Moreover, the report describes some innovative approaches taken by industry to overcome the remaining hurdles and promote eHealth inclusion. It concludes with a number of recommendations that emphasise the need to improve access, affordability and user-friendliness of eHealth solutions and involve all stakeholders in the ongoing policy and implementation dialogue. The EHSG also proposes further action on accommodating diverse needs in a changing Europe, promotion of digital health literacy and user education, integration of eHealth into the wider health / social system, and building up an evidence base for the positive and negative impacts of eHealth.
Finally, a non-exhaustive compilation of best practices from different EU countries and regions is included that demonstrates how eHealth solutions can help overcome health inequalities and increase healthcare access, in particular of disadvantaged groups.

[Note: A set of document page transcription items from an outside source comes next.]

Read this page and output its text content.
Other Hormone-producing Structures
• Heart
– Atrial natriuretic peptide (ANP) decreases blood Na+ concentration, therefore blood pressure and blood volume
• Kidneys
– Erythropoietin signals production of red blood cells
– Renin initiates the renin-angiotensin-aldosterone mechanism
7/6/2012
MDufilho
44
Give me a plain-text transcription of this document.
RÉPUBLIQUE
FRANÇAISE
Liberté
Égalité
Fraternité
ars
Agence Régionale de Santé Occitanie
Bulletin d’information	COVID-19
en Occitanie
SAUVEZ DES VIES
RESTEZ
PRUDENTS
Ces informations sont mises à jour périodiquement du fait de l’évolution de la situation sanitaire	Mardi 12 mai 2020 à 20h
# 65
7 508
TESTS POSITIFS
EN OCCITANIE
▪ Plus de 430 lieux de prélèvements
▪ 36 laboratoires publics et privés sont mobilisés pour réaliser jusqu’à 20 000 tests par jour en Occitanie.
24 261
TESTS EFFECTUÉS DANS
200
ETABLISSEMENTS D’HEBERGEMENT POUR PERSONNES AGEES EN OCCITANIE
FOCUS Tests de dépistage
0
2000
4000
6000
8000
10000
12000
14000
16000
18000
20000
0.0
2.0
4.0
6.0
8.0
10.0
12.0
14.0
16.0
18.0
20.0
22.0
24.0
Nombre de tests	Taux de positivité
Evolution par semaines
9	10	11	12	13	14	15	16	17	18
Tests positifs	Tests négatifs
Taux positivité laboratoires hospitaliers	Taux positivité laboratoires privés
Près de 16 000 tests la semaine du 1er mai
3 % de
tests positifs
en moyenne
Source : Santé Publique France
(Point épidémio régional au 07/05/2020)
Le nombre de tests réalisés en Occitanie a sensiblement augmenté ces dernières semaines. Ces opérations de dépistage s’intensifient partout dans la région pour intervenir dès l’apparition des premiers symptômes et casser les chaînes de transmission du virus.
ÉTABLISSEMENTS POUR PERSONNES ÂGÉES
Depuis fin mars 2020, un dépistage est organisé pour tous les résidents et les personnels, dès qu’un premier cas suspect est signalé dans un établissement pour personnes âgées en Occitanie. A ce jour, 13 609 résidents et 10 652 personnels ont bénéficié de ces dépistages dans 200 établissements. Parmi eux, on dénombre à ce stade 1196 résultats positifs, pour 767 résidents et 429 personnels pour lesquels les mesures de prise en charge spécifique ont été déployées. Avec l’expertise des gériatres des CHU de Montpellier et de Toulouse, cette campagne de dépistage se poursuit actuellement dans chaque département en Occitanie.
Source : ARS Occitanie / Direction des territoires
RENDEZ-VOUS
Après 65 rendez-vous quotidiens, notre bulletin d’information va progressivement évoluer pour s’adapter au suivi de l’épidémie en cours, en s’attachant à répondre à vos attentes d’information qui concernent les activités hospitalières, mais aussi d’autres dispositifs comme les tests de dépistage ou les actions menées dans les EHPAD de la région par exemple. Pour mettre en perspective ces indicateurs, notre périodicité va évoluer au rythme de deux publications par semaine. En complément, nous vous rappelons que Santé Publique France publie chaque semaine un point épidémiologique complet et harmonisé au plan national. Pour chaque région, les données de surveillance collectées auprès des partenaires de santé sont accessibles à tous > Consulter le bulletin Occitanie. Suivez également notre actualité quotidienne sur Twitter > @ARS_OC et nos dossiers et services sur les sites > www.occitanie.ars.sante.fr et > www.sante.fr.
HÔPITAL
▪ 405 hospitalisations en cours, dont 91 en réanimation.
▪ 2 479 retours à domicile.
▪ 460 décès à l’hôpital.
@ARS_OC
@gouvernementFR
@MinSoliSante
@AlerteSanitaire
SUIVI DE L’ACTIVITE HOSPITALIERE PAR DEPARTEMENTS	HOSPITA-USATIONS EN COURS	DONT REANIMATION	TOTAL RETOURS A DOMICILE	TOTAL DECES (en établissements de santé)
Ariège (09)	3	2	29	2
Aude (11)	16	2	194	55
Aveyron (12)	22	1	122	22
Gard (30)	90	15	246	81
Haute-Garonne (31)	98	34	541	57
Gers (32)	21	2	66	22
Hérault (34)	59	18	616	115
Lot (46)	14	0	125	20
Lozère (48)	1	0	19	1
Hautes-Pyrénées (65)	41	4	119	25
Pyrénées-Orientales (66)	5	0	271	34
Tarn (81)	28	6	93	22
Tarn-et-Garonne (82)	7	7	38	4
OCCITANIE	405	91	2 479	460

The report drafted by the subgroup on ‘Patient access to the electronic health record’ provides an overview of levels of patients’ access to EHRs in the EU. Denmark and Estonia are leaders in the field, while most other countries are taking active steps to introduce EHRs (e.g. Portugal, France, Malta, Poland, Austria), sometimes experiencing drawbacks related to privacy and data protection concerns. The report suggests Member States and eHealth actors take measures to boost Europeans’ access to their personal EHRs, for instance by ensuring secure storage of EHRs or by taking into account the needs of vulnerable groups when developing such tools (e.g. visual impairment or language level).
The subgroup report on ‘Widespread deployment of telemedicine services in Europe’, gives concrete examples of how telemedicine services can benefit healthcare systems, for example by supporting telemonitoring of patients from home. Moreover, it suggests that the legal ground for telemedicine services should be the informed consent of the patient. It also suggests, among other things, that to increase user acceptance and trust in telemedicine safety and reliability standards should be comparable to those applicable to conventional health services.
Finally, the report on ‘Perspectives and recommendations on Interoperability’ contains an overview of the most used standards in eHealth throughout the EU, as well as a list of all EU projects dealing with interoperability in eHealth. It recommends that efforts towards interoperability in healthcare focus on a set of priority use cases, like patient summaries (i.e. basic health records) or ePrescriptions, to ensure systems are able to ‘talk to each other’ where it matters most.
The Commission will analyse all recommendations and integrate the most relevant elements in its eHealth policy, in support of the implementation of the 2012-2020 eHealth Action Plan.
EPHA will also present the report on Health inequalities and eHealth at the 2014 eHealth Forum in Athens.